Entre temps, les conseils juridiques de la mairie de Paris informent la mairesse qu’il ne lui sera pas possible dans l’immédiat d’interdire le festival. Le préfet de Paris confirme rapidement qu’il n’a pas été contacté. Læ chargé·e de communication de Mme Hidalgo est allé·e un peu vite en besogne et il y a fort à parier que les proches législatives n’y sont pas pour rien. La chasse aux votes est lancée depuis la fin des élections présidentielles et les voix racistes sont malheureusement nombreuses, en Île-de-France comme ailleurs.

Heureusement, certains médias se posent encore les bonnes questions et Libération réagit rapidement, avec un article sur les origines de la polémique, précisant dès l’introduction qu’il s’agit du « dernier acte d’une polémique lancée par l’extrême droite et relayée par la LICRA ». L’article est assez complet et évoque, comme nous nous efforçons de le faire, chaque étape ayant amené à cette polémique.

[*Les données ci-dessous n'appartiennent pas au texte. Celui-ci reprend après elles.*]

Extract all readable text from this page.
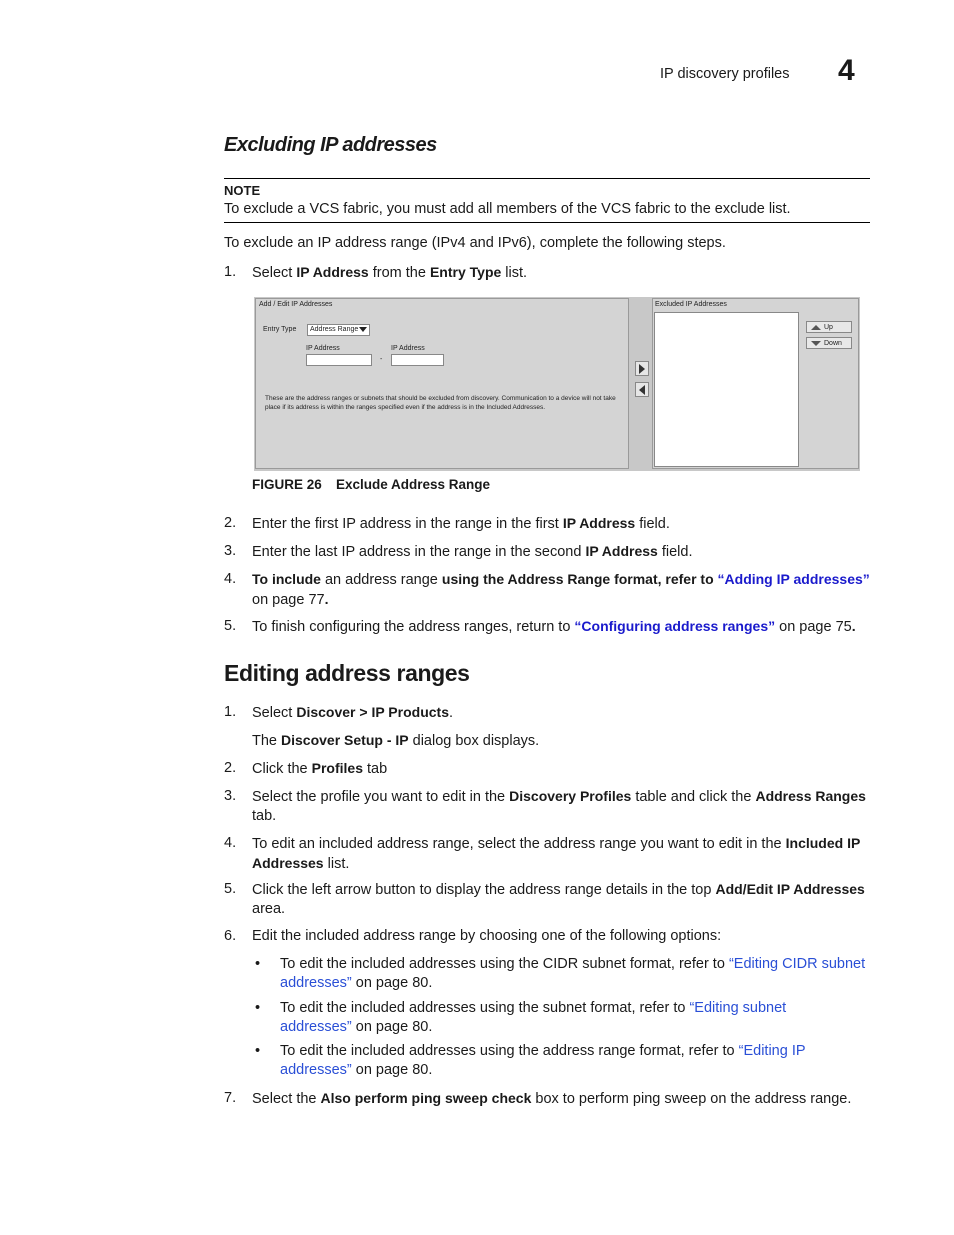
IP discovery profiles 4
Excluding IP addresses
NOTE
To exclude a VCS fabric, you must add all members of the VCS fabric to the exclude list.
To exclude an IP address range (IPv4 and IPv6), complete the following steps.
1. Select IP Address from the Entry Type list.
Add / Edit IP Addresses
Entry Type Address Range
IP Address
-
IP Address
These are the address ranges or subnets that should be excluded from discovery. Communication to a device will not take place if its address is within the ranges specified even if the address is in the Included Addresses.
Excluded IP Addresses
Up
Down
FIGURE 26 Exclude Address Range
2. Enter the first IP address in the range in the first IP Address field.
3. Enter the last IP address in the range in the second IP Address field.
4. To include an address range using the Address Range format, refer to “Adding IP addresses”
on page 77.
5. To finish configuring the address ranges, return to “Configuring address ranges” on page 75.
Editing address ranges
1. Select Discover > IP Products.
The Discover Setup - IP dialog box displays.
2. Click the Profiles tab
3. Select the profile you want to edit in the Discovery Profiles table and click the Address Ranges
tab.
4. To edit an included address range, select the address range you want to edit in the Included IP
Addresses list.
5. Click the left arrow button to display the address range details in the top Add/Edit IP Addresses
area.
6. Edit the included address range by choosing one of the following options:
• To edit the included addresses using the CIDR subnet format, refer to “Editing CIDR subnet
addresses” on page 80.
• To edit the included addresses using the subnet format, refer to “Editing subnet
addresses” on page 80.
• To edit the included addresses using the address range format, refer to “Editing IP
addresses” on page 80.
7. Select the Also perform ping sweep check box to perform ping sweep on the address range.
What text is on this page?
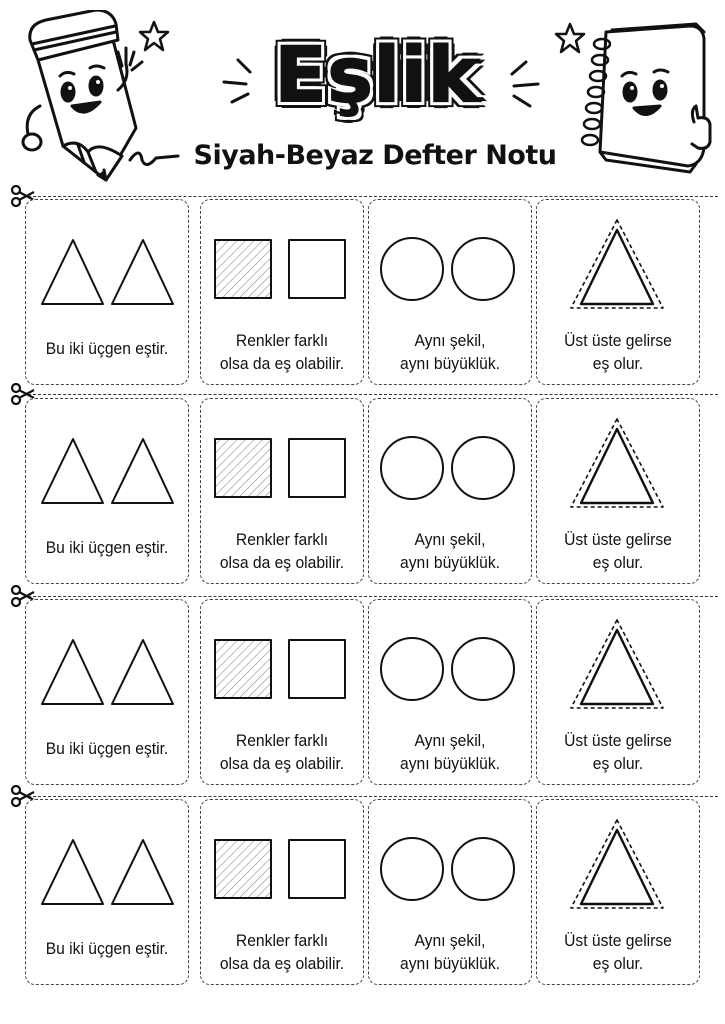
Eşlik
Siyah-Beyaz Defter Notu
Bu iki üçgen eştir.	Renkler farklı
olsa da eş olabilir.
Aynı şekil,
aynı büyüklük.
Üst üste gelirse
eş olur.
Bu iki üçgen eştir.	Renkler farklı
olsa da eş olabilir.
Aynı şekil,
aynı büyüklük.
Üst üste gelirse
eş olur.
Bu iki üçgen eştir.	Renkler farklı
olsa da eş olabilir.
Aynı şekil,
aynı büyüklük.
Üst üste gelirse
eş olur.
Bu iki üçgen eştir.	Renkler farklı
olsa da eş olabilir.
Aynı şekil,
aynı büyüklük.
Üst üste gelirse
eş olur.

La fausse excuse de la non-mixité

Illustration d’un proverbe anglophone de Madeleine Sassi.

On pourrait revenir et rappeler que la non-mixité militante existe depuis les débuts du militantisme, qu’elle est légitime et nécessaire, et qu’elle n’a rien à voir avec la non-mixité imposée par les dominant·e·s, mais plein d’articles l’ont déjà fait (voir en bas, dans « Pour aller plus loin »).

Comme souvent, les mêmes parallèles bancals et comparaisons miteuses sont fait·e·s pour décrédibiliser le geste, sans que soient pris en compte les questions d’oppressions systémiques, de paroles des concerné·e·s ou même simplement de contexte. On pourrait aussi expliquer en long en large et en travers à quel point c’est indélicat de comparer une non-mixité ponctuelle qui sert uniquement à parler d’un vécu spécifique avec une interdiction d’entrer dans un restaurant en raison de sa couleur de peau qui, elle, érige la non-mixité en projet de vie (car là les blanc·he·s n’excluent pas les racisé·e·s pour discuter de la blanchité et de leurs vécus d’hommes blancs, mais juste pour être sans les gens qu’ils haïssent). On pourrait, oui, mais des concerné·e·s en parlent justement bien mieux que nous, ne serait-ce que @Rozah, @ItsYourSoulmate, @napilicaio, @ReacNoire, @OrpheoNegra et @FaniaMakaya (pour ne citer qu’elles). Ginger Force explique également en quoi il est ridicule et abject de parler de ségrégation pour la non-mixité militante.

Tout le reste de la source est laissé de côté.